We excluded the following articles: articles that did not report outcomes, editorials, review studies, and animal studies. Neither authorship nor publisher information influenced the inclusion of articles.
Statistical analyses were performed using Review Manager version 5.1 (RevMan, Cochrane Collaboration, Oxford, United Kingdom). The results of this meta-analysis are expressed as the odds ratios (ORs) for dichotomous data and mean differences (MDs) for continuous data, with 95% confidence intervals (CIs) for both. The inverse variance method was used for continuous variables, whereas the Mantel-Haenszel method was used for dichotomous variables. Statistical heterogeneity was evaluated using the χ2 test. P < 0.05 was considered statistically significant. If heterogeneity was significant, we used the random-effects model; otherwise, we used the fixed-effects model. If data were reported as median and range rather than mean and SD, the mean and SD were estimated as previously described[18,19].

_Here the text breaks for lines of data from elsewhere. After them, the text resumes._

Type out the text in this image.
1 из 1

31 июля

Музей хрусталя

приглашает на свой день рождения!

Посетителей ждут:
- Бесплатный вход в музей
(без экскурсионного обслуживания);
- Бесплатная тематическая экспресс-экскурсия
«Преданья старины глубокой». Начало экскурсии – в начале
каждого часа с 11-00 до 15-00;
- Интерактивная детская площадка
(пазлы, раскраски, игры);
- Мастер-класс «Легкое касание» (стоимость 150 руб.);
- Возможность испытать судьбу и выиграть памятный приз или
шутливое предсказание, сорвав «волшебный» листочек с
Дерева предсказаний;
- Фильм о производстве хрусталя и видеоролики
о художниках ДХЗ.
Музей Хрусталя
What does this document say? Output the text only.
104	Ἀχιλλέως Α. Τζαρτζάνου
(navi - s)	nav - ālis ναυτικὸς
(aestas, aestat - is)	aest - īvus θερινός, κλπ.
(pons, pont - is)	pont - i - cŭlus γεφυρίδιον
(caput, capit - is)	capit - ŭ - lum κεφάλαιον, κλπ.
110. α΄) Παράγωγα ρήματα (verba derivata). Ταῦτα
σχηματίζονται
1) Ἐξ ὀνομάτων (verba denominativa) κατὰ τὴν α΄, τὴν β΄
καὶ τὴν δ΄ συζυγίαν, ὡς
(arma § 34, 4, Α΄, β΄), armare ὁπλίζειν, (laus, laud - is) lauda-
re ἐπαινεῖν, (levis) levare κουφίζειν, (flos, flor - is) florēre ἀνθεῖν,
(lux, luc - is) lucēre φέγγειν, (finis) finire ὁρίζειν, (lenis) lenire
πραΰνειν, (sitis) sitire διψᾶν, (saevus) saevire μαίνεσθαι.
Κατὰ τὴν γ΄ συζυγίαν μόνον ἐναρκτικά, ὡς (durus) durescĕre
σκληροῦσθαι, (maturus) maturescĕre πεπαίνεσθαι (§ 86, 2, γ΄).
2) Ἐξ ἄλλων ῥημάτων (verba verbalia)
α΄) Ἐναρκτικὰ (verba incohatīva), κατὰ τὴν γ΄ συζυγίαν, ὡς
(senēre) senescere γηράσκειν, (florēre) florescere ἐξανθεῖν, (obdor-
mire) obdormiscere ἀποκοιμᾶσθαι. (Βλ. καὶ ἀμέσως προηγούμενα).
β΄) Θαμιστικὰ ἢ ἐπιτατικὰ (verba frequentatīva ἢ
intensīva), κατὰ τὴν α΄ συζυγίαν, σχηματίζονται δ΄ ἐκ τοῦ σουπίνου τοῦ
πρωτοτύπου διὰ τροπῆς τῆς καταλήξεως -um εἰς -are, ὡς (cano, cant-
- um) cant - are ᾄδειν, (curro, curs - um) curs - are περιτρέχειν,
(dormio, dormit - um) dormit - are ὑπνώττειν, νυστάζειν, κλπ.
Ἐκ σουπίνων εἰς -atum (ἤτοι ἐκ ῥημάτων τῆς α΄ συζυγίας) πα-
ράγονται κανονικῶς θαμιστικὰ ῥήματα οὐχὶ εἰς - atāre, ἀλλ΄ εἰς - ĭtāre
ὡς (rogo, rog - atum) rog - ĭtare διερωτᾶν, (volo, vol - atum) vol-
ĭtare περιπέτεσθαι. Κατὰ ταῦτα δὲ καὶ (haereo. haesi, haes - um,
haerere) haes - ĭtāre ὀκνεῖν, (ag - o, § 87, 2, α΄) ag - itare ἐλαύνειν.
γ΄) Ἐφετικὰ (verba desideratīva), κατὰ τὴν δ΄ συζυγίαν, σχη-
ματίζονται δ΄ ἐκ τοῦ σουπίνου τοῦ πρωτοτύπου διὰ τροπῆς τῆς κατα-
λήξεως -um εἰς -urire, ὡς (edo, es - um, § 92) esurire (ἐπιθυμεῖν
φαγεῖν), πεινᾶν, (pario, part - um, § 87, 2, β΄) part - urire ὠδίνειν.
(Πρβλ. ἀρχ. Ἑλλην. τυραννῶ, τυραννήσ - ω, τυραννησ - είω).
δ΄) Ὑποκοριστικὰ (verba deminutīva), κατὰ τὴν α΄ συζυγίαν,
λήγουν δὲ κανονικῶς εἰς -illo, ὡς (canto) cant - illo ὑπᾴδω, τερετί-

The search process and the selection of relevant studies are presented in Figure 1. In total, 16 trials were analyzed[11,14,20-33] (Table 1) involving 754 patients who met the criteria. There were 11 trials for pure splenectomy[11,14,20-28] involving 573 patients that compared HALS and LS, 9 trials for splenomegaly[11,14,20-22,24-26,28] involving 486 patients that compared HALS and LS, and 5 trials[29-33] involving 181 patients that compared HALS + DUS and LS + DUS.

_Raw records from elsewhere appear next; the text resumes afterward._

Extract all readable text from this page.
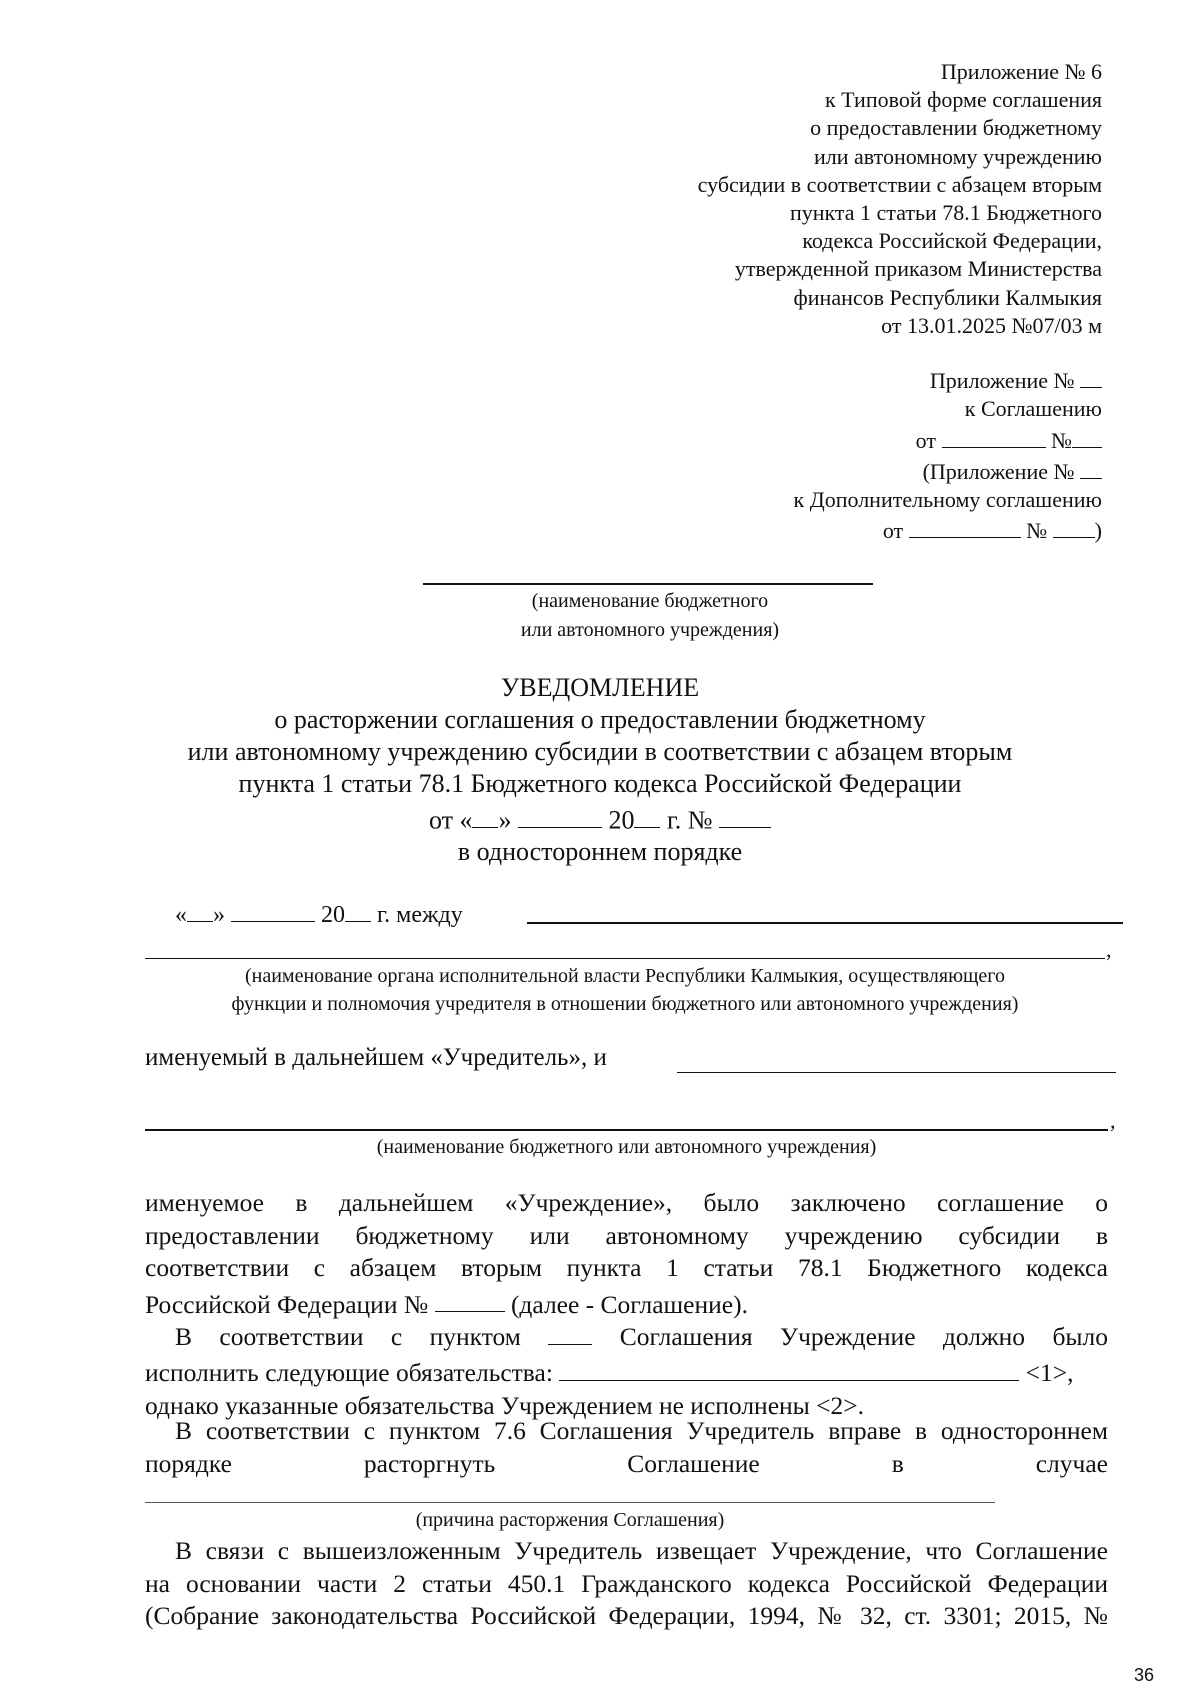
Приложение № 6
к Типовой форме соглашения
о предоставлении бюджетному
или автономному учреждению
субсидии в соответствии с абзацем вторым
пункта 1 статьи 78.1 Бюджетного
кодекса Российской Федерации,
утвержденной приказом Министерства
финансов Республики Калмыкия
от 13.01.2025 №07/03 м
Приложение №
к Соглашению
от	№
(Приложение №
к Дополнительному соглашению
от	№ )
(наименование бюджетного
или автономного учреждения)
УВЕДОМЛЕНИЕ
о расторжении соглашения о предоставлении бюджетному
или автономному учреждению субсидии в соответствии с абзацем вторым
пункта 1 статьи 78.1 Бюджетного кодекса Российской Федерации
от « »	20 г. №
в одностороннем порядке
« »	20 г. между
,
(наименование органа исполнительной власти Республики Калмыкия, осуществляющего
функции и полномочия учредителя в отношении бюджетного или автономного учреждения)
именуемый в дальнейшем «Учредитель», и
,
(наименование бюджетного или автономного учреждения)
именуемое в дальнейшем «Учреждение», было заключено соглашение о
предоставлении бюджетному или автономному учреждению субсидии в
соответствии с абзацем вторым пункта 1 статьи 78.1 Бюджетного кодекса
Российской Федерации №	(далее - Соглашение).
В соответствии с пунктом	Соглашения Учреждение должно было
исполнить следующие обязательства:	<1>,
однако указанные обязательства Учреждением не исполнены <2>.
В соответствии с пунктом 7.6 Соглашения Учредитель вправе в одностороннем
порядке расторгнуть Соглашение в случае
(причина расторжения Соглашения)
В связи с вышеизложенным Учредитель извещает Учреждение, что Соглашение
на основании части 2 статьи 450.1 Гражданского кодекса Российской Федерации
(Собрание законодательства Российской Федерации, 1994, № 32, ст. 3301; 2015, №
36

There were 11 trials for splenectomy involving 573 patients that compared HALS and LS. The splenic weight in the HALS group was significantly greater than that in the LS group (MD: 0.82, 95%CI: 0.18-1.47; P = 0.01; Figure 2D). In addition, the maximum diameter of the spleen (MD: 2.68, 95%CI: 0.94-4.42; P = 0.002; Figure 2F) in the HALS group was significantly greater than that in the LS group. However, no significant difference was observed in the BMI (MD: 0.45, 95%CI: -0.32 to 1.22; P = 0.25; Figure 2A) between the two groups.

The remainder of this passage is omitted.